While my diet hasn't changed in the past quarter century, so much about adhering to a vegan diet has changed. Critical to the change is that I've found that people know what being vegan is. For quite a while, I had to explain what it is whenever it came up in conversation or before eating, only to see the idea dismissed as bunk or worse. Whatever you think about it, veganism is now undeniably a thing. There are many reasons why it's won a presence in our culture, not the least of which is the continuing efforts of a vegan movement in the USA and elsewhere. It doesn't hurt that vegans count among their ranks the more than 600 notable vegans (at this writing) on Wikipedia's "List of Vegans" or the fact that perhaps 10% of Americans follow a vegan diet for some period of time.
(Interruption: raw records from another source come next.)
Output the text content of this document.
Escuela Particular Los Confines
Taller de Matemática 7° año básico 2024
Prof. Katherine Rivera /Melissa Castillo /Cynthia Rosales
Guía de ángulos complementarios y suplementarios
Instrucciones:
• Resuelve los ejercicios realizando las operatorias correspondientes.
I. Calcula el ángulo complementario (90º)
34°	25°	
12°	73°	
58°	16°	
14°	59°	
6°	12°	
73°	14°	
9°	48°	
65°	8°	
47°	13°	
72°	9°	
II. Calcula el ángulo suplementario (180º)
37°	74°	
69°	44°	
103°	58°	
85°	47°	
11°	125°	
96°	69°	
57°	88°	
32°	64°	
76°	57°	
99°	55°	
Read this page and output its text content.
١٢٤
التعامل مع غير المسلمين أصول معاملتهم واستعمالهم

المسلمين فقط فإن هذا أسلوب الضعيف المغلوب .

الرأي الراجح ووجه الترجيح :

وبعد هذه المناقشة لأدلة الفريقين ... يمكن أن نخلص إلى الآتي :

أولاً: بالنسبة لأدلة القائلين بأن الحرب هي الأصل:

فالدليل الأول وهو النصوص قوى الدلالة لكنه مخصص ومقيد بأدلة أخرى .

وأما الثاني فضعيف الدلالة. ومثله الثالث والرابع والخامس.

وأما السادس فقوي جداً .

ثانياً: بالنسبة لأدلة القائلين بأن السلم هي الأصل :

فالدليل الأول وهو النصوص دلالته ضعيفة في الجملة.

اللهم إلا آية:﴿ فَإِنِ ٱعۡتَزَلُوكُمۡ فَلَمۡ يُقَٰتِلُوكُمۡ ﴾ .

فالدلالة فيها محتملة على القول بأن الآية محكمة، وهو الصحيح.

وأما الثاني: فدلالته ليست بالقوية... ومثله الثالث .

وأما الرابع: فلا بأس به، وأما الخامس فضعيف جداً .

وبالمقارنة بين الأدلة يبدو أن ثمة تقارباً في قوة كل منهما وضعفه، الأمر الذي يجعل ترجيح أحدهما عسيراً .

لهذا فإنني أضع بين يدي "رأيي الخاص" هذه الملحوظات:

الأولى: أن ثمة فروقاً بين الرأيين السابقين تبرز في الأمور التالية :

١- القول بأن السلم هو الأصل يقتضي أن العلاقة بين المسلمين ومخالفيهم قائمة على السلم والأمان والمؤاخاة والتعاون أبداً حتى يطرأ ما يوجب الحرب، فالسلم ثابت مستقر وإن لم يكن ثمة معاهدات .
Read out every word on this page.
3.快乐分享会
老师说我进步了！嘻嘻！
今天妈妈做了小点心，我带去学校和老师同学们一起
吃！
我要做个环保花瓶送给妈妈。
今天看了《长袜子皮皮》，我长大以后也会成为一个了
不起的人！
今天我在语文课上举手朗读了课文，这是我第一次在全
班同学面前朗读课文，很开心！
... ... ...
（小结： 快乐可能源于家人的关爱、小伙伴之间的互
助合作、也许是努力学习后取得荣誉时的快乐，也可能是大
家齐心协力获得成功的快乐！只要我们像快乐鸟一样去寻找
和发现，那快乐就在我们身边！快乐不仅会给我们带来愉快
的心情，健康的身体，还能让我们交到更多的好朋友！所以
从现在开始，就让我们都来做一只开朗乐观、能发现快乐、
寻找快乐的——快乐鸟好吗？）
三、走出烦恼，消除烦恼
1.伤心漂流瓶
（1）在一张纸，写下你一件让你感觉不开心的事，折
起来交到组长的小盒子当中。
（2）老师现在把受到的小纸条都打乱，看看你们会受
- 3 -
It has become much easier in the past quarter-century to prepare vegan food or a vegan meal, and it has become far easier to eat out. Even in Chicago, Hog Butcher for the World and the city where I've lived most of my adult life, I can mention off the top of my head a half-dozen Chicago restuarants whose menus are fully or predominantly vegan. What's more, many non-vegan restaurants have viable, even delicious, vegan options or vegan meals.

Unfortunately, as vegan diets have scaled up, they've become more corporatized. The environmental footprint of vegan diets is now no longer the minimalist panacea of my late teenage years. It's now not the case that a vegan diet automatically equates a net-positive on the environment. This is yet another thing that I and other vegans, long the vigilant sort, have to watch for -- not just what we eat, but how it's produced.

There's not much about veganism that hasn't changed, but one thing that remains the same is that it's still a thing for relatively elite company. You would think that shouldn't be true: compare the cost of a box of beans and rice to the cost of a steak. Our political and economic systems seem to warp all attempts at restorative justice, even at our dinner plate. That's yet another thing to address.

Looking back on twenty-five years, would I still make the same decision I made? Without a doubt. I didn't even think it would have improved as much as it has and become as popular as it has. I might have even given a bit of thought and planning to my last non-vegan meal.